THE PROPOSAL: A business-backed ballot initiative would dismantle the Private Attorneys General Act by removing its powerful private right of action, which allows workers to sue both for back wages and civil penalties on behalf of themselves, other employees and the state of California — with their lawyers typically getting a healthy chunk. It would instead require the Legislature to prop up the chronically underfunded and backlogged Labor Commissioner’s office with “all necessary funding,” while also giving the agency more responsibilities.

WHY THERE COULD BE A DEAL: The anti-PAGA initiative qualified for the ballot two years ago, but its business sponsors have recently shifted their public messaging away from voters and toward lawmakers — a signal to the Legislature that there’s space for negotiation ahead of a June deadline to withdraw the measure.

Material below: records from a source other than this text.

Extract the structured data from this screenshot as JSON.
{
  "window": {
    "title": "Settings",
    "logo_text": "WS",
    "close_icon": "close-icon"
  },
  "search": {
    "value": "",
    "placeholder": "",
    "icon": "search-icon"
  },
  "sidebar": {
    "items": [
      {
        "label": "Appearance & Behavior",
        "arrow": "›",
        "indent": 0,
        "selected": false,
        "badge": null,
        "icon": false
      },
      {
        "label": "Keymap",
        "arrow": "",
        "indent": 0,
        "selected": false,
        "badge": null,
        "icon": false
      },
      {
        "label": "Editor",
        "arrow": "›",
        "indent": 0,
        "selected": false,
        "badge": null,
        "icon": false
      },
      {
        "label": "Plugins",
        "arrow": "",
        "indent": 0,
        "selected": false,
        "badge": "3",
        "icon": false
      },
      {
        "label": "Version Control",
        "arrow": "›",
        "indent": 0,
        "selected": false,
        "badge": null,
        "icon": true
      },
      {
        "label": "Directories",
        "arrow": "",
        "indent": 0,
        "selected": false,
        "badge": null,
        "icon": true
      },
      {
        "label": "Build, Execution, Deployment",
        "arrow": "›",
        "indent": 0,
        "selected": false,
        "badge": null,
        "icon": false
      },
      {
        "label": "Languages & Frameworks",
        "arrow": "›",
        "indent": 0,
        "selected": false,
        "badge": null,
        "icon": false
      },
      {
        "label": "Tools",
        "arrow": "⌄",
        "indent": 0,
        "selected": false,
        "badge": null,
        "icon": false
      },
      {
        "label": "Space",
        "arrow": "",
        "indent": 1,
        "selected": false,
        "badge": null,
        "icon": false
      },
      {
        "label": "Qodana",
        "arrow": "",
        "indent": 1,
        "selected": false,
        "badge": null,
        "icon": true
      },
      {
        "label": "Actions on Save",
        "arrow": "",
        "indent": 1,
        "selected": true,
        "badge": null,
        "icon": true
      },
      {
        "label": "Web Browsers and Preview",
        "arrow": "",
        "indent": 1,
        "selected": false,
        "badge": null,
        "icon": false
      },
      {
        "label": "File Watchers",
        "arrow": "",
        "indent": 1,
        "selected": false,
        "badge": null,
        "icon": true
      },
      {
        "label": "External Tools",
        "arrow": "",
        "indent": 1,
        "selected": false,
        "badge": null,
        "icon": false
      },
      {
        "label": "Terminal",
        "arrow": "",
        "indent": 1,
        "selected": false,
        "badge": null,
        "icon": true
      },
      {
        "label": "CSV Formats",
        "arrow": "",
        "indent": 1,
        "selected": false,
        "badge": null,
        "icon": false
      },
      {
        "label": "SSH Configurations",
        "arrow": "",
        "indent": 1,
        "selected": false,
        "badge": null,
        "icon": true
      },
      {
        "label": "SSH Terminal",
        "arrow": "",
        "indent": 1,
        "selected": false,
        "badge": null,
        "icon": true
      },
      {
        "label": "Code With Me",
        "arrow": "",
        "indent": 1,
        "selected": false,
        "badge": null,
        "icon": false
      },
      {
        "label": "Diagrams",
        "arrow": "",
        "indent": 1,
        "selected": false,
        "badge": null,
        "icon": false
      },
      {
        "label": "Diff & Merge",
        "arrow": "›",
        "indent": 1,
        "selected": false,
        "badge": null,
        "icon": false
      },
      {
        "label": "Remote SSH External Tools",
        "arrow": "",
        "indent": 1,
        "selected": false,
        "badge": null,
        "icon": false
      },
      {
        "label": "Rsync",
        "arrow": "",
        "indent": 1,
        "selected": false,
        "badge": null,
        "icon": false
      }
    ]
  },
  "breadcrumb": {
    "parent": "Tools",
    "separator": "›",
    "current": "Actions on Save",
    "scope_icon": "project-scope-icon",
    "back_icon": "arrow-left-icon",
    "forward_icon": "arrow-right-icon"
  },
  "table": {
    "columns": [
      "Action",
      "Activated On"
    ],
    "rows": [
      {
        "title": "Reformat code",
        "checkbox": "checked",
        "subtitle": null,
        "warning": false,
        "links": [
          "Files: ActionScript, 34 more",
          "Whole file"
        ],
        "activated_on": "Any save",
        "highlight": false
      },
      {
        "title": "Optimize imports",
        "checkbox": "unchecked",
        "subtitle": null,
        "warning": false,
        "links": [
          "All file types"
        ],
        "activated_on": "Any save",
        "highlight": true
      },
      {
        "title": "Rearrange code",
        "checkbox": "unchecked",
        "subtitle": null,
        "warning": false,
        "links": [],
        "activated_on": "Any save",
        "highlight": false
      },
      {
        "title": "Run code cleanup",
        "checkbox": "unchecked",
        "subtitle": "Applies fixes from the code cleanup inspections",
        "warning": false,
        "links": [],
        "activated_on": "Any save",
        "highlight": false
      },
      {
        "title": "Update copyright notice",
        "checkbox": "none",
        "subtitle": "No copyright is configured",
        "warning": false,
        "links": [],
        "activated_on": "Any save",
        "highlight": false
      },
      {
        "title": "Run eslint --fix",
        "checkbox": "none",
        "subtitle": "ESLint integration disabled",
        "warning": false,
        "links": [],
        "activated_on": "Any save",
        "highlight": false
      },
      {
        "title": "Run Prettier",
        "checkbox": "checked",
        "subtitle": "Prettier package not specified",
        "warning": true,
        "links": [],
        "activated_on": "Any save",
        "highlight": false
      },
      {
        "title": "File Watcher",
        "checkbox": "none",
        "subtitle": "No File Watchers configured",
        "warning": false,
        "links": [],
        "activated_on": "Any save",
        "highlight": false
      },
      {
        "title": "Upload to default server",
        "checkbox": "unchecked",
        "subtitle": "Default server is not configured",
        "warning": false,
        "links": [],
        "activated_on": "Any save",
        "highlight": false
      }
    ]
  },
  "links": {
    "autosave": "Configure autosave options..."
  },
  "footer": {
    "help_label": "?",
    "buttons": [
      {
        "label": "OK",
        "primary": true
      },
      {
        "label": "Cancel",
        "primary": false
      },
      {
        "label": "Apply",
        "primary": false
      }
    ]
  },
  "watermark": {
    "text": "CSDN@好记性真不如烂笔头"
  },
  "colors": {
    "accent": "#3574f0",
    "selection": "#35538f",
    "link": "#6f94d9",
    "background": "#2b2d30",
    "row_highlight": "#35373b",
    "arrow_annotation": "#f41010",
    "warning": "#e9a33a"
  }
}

THE ROOM WHERE IT WOULD HAPPEN: A deal to rewrite PAGA would put aside the ballot fight for a path through the Legislature, but the powerful interests that have been wrangling over the law since its 2004 enactment will have to first agree to the contours of a deal. Without the blessing of organized labor, which has championed PAGA as a vital tool for workers, many Democratic lawmakers are likely to conclude it’s wiser to punt to voters than to antagonize powerful allies.

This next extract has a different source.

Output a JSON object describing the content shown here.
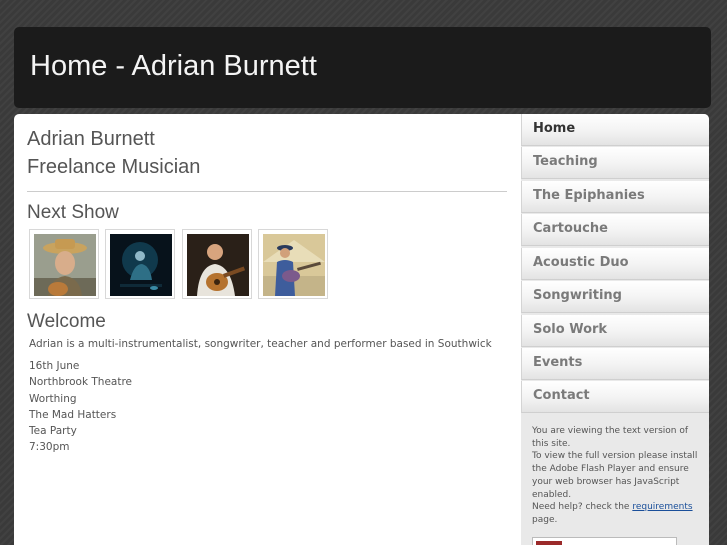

AT THE TABLE: Ending PAGA is a major priority for the business community writ large, which faces a recurring threat of lawsuits that California Chamber of Commerce President Jennifer Barrera calls “something every business and industry we talk with raises as a problem.” Auto dealerships have emerged as the biggest stakeholders, kicking in more than $6 million to the repeal campaign because trial lawyers “targeted our industry early,” said California New Car Dealers Association President Brian Maas. On the other side are lawyers’ groups like the Consumer Attorneys of California and labor unions, who are well-positioned to defend their priorities at the ballot box this fall after a deal last year averted a costly showdown over fast food labor.

ROOM FOR COMPROMISE: Union officials concede the current system doesn’t always yield the best settlements for workers, but they would have to be convinced a deal to alter PAGA would lead to better outcomes for employees. “Some attorneys are getting wealthy and some workers are getting very little,” said California Labor Federation head Lorena Gonzalez. “But the threat of a lawsuit at least makes some employers do better.” A deal could involve splitting the pro-PAGA coalition of labor and attorneys’ groups, who prioritize the right of action. “That’s the point of the Privacy Attorney General Act,” said CAOC political director Lea-Ann Tratten. She said the law’s supporters were urging the Legislature to “continue to protect this really important law.”

TRACKING MOVEMENT: The measure’s sponsors recently shifted their public messaging into a Legislature-focused campaign that talks of a “fix” to PAGA rather than its repeal. Meanwhile, the lawyer-labor coalition recently launched a website focused on wage theft in an effort to underscore what they see as PAGA’s benefits — or, put another way, to outline what they’re not willing to forfeit.

FORECAST: The sides appear ready to pursue a deal, but there’s a narrow path to a change that’s big enough for business but not too sweeping for PAGA’s defenders.